Their scrap takes them everywhere from the Negative Zone to the World Between Worlds (the current location of the soon-returning Fantastic Four), from the recently-reborn Ultimate Marvel Universe to Duckworld, Howard the Duck's original reality.

But then it takes them to the most dangerous part of the multiverse imaginable: The dreaded "[REDACTED]".

Honestly, which is weirder: Superman and Wonder Woman in a Marvel comic or a fidget spinner reference in this, the year of our Lord 2018? Image: Carlos Villa, Roberto Poggi, Chris O'Halloran and Clayton Cowles (Marvel Comics)

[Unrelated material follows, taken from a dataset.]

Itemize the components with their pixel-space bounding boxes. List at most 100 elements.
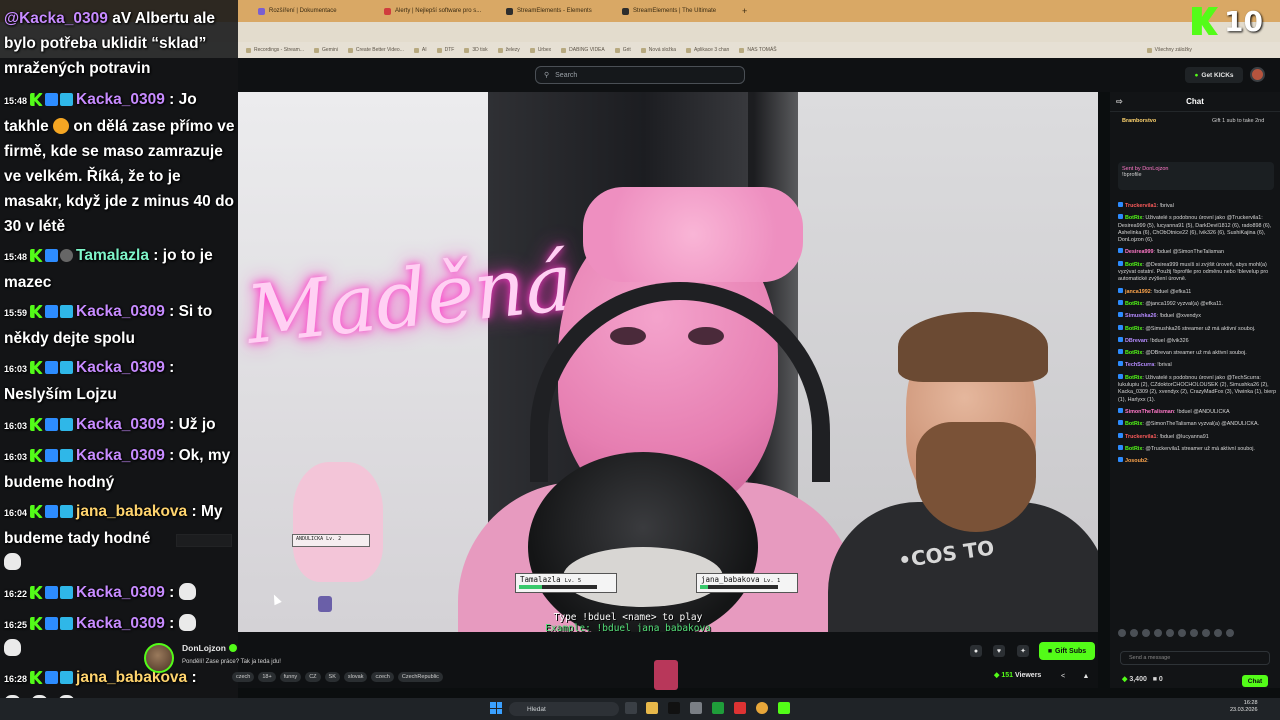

That realm looks, of course, very familiar, and features some uncannily dressed heroes who are not too pleased at Lockjaw and Annihilus' intrusion.

It's all very cute - but we started with a mere arm of Shazam, and now we have the lower halves of Wonder Woman and Superman in the pages of Marvel Comics. How much longer until someone from DC makes a full-on appearance somewhere?


    The real question you should be asking is why is superman wearing his cape the wrong way around?

      Very unlikely but maybe it is a really windy day? Over the side or top? :P

    Wait a sec...

    Is that Mortal Kombat's Scorpion (sans mask) in the last panel?

      It's the Ghost Rider from the very first prehistoric Avenger's team

    Eh. Marvel have a long history of including DC's characters/universe in their books.

    Apart from the official crossover books like Superman vs Spider-Man or Batman vs Punisher, as well as the DC/Marvel Amalgam series' and things like the unofficial Aquaman/Sub-Mariner crossover, there's been a lot of "appearances" by DC characters in Marvel stories.

    Clark Kent, especially, has a habit of popping up in Marvel stories going as far back as X-Men #98 in 1976.

    And then there's others, like the speedster "Buried Alien" who first appeared in Quasar #17 back in 1990.

    Also, FYI, both Marvel's & DC's universes are considered to be part of the omniverse:

      And it's not just Marvel and DC who do it, tons of little cameos appear in other companies (Image, Valiant, etc) especially when they do big events and throw a heap of heroes onto a page. When you consider that a lot of the writers and artists have worked for multiple companies it's really not surprising.

      I think when it's done in good spirit it's a fun idea.